Esse cenário lembra muito o que aconteceu com o Havaí. Bianca Graulau, inclusive, visitou o arquipélago para entender de perto sobre os efeitos da ocupação norte-americana. Ali, ela coletou informações de que a água que antes era destinada à agricultura familiar foi desviada para a construção de hotéis de luxo, sempre com o discurso de trazer desenvolvimento e geração de emprego aos locais. Esse progresso vendido aos havaianos, na verdade, levou ao aumento dos custos de vida e a remoção da população nativa.
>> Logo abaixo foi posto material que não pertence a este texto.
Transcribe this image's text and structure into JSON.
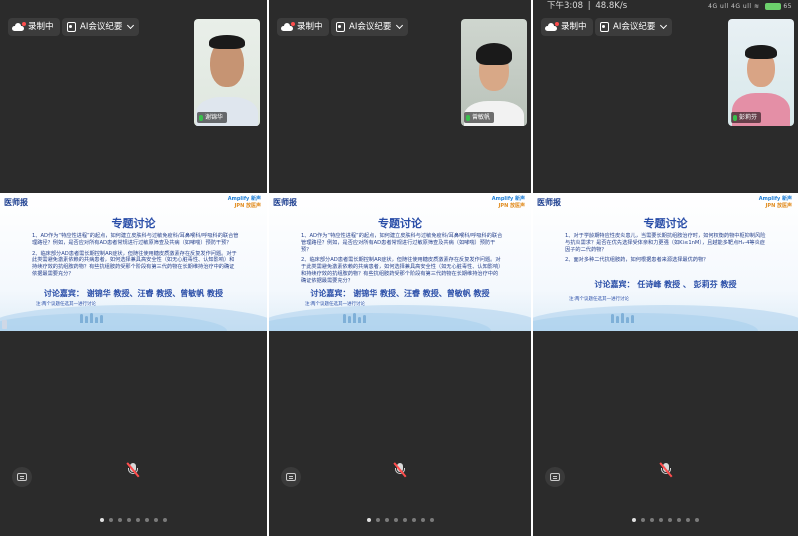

Hoje, enquanto o luxo predomina nas regiões costeiras, muitos havaianos vivem em situação de rua.
Embora no Brasil o cantor enfrente certa dificuldade para se conectar com o público, toda a arte criada por Bad Bunny trouxe uma sensação de familiaridade para quem vive na América Latina. Mais do que isso, seu novo álbum ampliou a percepção daqueles que antes não o escutavam e, sobretudo, não costumavam prestar atenção aos países economicamente explorados pelos Estados Unidos e ao impacto direto dessa exploração sobre suas culturas, especialmente nas ilhas.
Mas como despertar a sensação de pertencimento em um país com mais de 8 milhões de km², que abriga diversas culturas e fala um idioma diferente de seus vizinhos? Talvez agora, em um momento tão delicado e determinante, o Brasil possa enxergar no cantor porto-riquenho um amigo que oferece muito mais do que reggaeton e dembow.